Oglądaliśmy film, a ja w połowie filmu zaczęłam przysypiać w ramionach chłopaka.

- Dobra, bo mi tu zasypiasz mała. Co porobimy? - zapytał.
- Jaka mała? - Ziewnęłam. A co chcesz porobić? Może po prostu pójdziemy na górę?
- Okey. - złapał mnie za rękę i już byliśmy na górze.
- To ja idę się umyć, a ty nie wiem wyjmij laptop, przebierz się, rób co chcesz... Jak zwykle. - dodałam śmiejąc się.

Dokładnie zmyłam makijaż. Nawet miejsce gdzie była malinka. Teraz bardzo dobrze było ją widać. Rozebrałam się i wzięłam szybki prysznic, następnie nakremowałam swoje ciało truskawkowym balsamem.
Zaczęłam już się ubierać. Moja piżama składała się z bielizny, koszulki do kolan( dostałam ją raz od Nasha jak u niego nocowałam, No i tak już zostało)
Miałam jeszcze czarne krótkie spodenki, ale gdzie one są?! Dobra trudno. Wyszłam trochę nie pewnie z łazienki, a tam zostałam bardzo ciekawy widok. Nash w samych bokserkach. Dobra wyglądał kurewsko idealnie.

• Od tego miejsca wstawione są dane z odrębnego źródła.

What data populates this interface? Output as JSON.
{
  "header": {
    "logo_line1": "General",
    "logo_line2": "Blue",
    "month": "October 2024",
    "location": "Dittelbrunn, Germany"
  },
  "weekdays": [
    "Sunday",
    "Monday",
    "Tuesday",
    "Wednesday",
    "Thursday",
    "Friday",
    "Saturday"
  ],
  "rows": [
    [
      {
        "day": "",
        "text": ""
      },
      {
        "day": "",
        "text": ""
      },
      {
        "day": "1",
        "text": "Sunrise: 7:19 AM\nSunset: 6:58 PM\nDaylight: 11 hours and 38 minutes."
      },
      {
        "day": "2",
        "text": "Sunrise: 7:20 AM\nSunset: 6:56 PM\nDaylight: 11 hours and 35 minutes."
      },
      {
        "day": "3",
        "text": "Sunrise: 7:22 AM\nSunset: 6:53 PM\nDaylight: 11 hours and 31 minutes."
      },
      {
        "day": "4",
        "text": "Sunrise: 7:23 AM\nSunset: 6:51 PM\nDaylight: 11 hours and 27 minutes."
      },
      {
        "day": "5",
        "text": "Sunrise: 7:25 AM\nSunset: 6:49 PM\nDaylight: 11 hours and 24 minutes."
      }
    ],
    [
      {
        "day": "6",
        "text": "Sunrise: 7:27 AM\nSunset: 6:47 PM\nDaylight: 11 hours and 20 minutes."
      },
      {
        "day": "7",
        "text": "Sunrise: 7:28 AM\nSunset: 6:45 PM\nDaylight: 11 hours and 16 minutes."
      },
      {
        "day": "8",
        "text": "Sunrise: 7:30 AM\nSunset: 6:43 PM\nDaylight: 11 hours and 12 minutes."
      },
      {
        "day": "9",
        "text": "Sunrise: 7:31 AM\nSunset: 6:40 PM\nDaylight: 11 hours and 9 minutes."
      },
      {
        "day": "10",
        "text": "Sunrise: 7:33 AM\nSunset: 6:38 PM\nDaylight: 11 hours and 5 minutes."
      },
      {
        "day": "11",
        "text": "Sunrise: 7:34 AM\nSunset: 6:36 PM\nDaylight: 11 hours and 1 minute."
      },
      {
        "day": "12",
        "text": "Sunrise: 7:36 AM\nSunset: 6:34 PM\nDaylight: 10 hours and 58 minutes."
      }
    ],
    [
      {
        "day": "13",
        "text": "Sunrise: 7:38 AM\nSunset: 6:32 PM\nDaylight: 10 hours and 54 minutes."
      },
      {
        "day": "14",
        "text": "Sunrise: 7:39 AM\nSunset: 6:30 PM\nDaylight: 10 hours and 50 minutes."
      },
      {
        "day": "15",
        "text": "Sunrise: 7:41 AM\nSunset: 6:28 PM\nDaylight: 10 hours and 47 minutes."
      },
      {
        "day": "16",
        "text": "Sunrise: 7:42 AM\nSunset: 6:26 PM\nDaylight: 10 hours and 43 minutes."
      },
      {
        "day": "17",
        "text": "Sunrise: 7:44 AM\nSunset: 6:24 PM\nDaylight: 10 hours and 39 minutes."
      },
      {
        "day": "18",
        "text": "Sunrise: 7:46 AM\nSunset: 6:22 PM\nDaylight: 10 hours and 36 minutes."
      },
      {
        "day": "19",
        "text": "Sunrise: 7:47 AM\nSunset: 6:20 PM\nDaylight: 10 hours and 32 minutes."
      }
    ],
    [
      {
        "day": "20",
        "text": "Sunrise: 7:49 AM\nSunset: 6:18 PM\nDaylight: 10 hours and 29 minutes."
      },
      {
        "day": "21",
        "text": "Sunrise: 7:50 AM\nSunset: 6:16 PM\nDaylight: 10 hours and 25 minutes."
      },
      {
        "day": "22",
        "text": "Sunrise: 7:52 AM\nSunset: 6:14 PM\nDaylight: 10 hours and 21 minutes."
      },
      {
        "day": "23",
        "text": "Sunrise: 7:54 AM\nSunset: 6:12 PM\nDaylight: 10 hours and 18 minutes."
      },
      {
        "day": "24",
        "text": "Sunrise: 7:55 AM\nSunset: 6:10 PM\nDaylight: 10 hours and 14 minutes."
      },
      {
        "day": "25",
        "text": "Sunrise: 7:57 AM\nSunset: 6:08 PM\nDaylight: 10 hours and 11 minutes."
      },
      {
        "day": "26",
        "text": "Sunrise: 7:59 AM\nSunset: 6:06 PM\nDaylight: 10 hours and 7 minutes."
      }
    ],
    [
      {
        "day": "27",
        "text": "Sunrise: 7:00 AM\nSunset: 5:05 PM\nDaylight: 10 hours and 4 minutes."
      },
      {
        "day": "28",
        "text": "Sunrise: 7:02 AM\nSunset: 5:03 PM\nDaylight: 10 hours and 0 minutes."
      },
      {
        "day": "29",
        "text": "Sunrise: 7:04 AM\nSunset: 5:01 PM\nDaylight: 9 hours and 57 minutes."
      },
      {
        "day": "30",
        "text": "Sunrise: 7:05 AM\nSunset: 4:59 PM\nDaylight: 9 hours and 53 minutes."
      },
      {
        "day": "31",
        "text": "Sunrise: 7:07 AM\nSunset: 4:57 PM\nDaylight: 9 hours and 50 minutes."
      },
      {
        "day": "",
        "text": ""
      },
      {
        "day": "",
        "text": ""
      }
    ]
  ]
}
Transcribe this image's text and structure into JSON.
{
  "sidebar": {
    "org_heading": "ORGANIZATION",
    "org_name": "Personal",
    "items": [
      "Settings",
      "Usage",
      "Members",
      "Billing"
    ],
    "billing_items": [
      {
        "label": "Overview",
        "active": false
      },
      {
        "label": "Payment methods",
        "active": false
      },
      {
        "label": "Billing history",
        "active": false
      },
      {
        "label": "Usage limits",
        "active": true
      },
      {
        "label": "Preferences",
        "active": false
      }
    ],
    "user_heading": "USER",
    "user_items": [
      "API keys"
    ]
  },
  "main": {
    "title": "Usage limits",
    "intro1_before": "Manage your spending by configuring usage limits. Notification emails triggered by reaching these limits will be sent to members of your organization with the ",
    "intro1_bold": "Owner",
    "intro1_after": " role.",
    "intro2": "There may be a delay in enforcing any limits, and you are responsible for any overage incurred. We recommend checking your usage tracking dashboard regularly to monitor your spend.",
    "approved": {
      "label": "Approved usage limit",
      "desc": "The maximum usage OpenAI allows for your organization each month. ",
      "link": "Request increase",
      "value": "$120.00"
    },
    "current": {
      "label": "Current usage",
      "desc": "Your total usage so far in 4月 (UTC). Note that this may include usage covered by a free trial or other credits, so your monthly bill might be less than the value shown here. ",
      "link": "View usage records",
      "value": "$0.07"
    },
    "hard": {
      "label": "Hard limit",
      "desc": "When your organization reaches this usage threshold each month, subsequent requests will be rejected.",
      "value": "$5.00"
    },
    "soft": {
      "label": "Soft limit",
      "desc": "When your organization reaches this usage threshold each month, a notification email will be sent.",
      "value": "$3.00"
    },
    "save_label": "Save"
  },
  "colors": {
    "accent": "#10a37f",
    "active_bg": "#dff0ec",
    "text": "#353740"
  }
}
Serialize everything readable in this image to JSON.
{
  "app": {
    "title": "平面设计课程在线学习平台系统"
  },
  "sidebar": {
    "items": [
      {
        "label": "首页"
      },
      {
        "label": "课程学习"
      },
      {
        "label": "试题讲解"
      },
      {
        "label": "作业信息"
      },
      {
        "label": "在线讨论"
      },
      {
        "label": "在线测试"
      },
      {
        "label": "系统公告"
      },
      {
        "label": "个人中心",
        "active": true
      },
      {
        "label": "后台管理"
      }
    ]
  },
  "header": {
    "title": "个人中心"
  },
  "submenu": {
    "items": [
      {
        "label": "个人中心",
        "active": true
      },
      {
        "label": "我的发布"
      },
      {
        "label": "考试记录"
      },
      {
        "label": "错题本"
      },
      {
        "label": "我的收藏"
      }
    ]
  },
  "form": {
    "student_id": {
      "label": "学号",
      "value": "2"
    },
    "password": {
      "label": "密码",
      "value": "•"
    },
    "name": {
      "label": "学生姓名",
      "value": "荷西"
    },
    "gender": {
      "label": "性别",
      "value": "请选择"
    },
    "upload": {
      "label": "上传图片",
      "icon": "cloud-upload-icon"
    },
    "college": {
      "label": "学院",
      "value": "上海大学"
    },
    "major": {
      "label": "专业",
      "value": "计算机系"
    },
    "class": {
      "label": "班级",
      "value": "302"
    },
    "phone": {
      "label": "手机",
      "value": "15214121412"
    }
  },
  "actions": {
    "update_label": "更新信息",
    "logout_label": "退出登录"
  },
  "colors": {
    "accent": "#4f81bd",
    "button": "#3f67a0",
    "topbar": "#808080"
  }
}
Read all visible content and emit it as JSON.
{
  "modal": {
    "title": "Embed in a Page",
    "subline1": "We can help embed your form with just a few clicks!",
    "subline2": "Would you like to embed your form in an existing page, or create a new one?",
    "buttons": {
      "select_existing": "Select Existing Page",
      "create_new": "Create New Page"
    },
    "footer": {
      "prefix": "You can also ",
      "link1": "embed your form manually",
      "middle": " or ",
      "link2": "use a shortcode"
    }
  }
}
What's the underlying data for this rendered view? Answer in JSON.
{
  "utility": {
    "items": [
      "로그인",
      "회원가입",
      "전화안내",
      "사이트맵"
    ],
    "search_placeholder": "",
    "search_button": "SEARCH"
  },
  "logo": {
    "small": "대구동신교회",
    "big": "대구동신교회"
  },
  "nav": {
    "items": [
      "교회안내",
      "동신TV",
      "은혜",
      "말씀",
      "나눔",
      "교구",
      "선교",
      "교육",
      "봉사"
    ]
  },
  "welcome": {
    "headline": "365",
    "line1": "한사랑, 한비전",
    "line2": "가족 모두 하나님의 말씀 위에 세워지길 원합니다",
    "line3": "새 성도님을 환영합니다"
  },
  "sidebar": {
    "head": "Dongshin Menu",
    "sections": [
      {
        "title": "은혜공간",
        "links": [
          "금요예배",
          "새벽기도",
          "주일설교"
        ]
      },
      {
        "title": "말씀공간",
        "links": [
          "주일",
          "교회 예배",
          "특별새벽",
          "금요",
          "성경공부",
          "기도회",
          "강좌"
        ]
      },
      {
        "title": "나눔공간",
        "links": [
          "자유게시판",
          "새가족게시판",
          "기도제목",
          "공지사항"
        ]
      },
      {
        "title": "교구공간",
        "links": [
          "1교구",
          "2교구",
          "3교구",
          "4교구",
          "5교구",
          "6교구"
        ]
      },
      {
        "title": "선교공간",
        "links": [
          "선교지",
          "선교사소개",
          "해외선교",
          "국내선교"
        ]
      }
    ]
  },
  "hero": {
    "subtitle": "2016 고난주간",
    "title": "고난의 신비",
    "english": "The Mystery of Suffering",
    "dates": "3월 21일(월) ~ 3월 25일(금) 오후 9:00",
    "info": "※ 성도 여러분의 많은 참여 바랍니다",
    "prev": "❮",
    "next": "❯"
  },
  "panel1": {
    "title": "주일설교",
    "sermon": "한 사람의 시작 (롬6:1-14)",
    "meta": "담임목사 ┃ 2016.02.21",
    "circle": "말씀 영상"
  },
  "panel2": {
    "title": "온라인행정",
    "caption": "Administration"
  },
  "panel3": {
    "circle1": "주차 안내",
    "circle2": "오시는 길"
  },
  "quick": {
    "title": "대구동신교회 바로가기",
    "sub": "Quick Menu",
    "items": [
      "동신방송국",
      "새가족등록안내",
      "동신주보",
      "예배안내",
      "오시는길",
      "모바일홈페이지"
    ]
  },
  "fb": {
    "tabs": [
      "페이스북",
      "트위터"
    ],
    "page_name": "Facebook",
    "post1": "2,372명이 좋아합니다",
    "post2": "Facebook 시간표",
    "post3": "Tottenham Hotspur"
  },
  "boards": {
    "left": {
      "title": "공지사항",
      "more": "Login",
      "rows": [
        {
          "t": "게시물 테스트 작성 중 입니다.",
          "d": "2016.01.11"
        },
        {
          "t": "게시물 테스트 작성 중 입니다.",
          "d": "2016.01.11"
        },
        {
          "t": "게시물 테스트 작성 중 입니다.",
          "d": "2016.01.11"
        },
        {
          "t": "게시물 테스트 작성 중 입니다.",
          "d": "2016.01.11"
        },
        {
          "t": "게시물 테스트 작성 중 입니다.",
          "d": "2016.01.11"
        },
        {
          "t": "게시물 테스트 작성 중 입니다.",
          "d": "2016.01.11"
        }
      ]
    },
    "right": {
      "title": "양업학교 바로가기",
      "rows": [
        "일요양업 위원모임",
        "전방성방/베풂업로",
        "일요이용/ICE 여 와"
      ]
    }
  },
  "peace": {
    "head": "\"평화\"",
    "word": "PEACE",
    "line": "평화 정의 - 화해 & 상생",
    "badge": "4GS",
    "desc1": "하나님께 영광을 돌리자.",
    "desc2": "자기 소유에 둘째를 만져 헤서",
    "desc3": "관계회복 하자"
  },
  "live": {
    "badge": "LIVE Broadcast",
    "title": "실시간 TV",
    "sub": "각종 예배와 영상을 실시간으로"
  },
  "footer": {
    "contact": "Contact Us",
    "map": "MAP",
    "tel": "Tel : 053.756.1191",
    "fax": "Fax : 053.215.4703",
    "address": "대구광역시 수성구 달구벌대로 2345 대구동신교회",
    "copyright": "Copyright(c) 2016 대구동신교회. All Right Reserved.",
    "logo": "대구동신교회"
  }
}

Nie mogła oderwać od niego wzrok, aż w końcu chłopak się odezwał.

- Dobra rozumiem, że wyglądam dobrze, ale nie musisz się odrazu ślinić. - powiedział śmiejąc się.
- Umm ja.. Ja. Dobra wymyśliłeś co porobimy? - odpowiedziałam podchodząc do niego.
- Za bardzo to nie, może po prostu zagramy w pytania i zadania albo coś w tym stylu?
- We dwoje? To zaczynaj!

Położyliśmy się na łożku żeby było nam wygodniej. Odwróciliśmy się w swoją stronę i zaczęliśmy grać.

- Opowiedz mi o pierwszym pocałunku. - powiedział.

Czy on nie pamięta o mój boże?! Mam mu powiedzieć prawdę, czy skłamać że 1 był z Camem. Dobra to jest mój przyjaciel powiem mu prawdę.

- Pierwszy pocałunek miałam w wieku 13 lat z takim małym idiotą co miał na imie Nash. Pomógł mi on, ponieważ miałam iść na randkę z moim Crushem, który okazałam się największym dupkiem na świecie. W sumie to był mój pierwszy i najlepszy pocałunek.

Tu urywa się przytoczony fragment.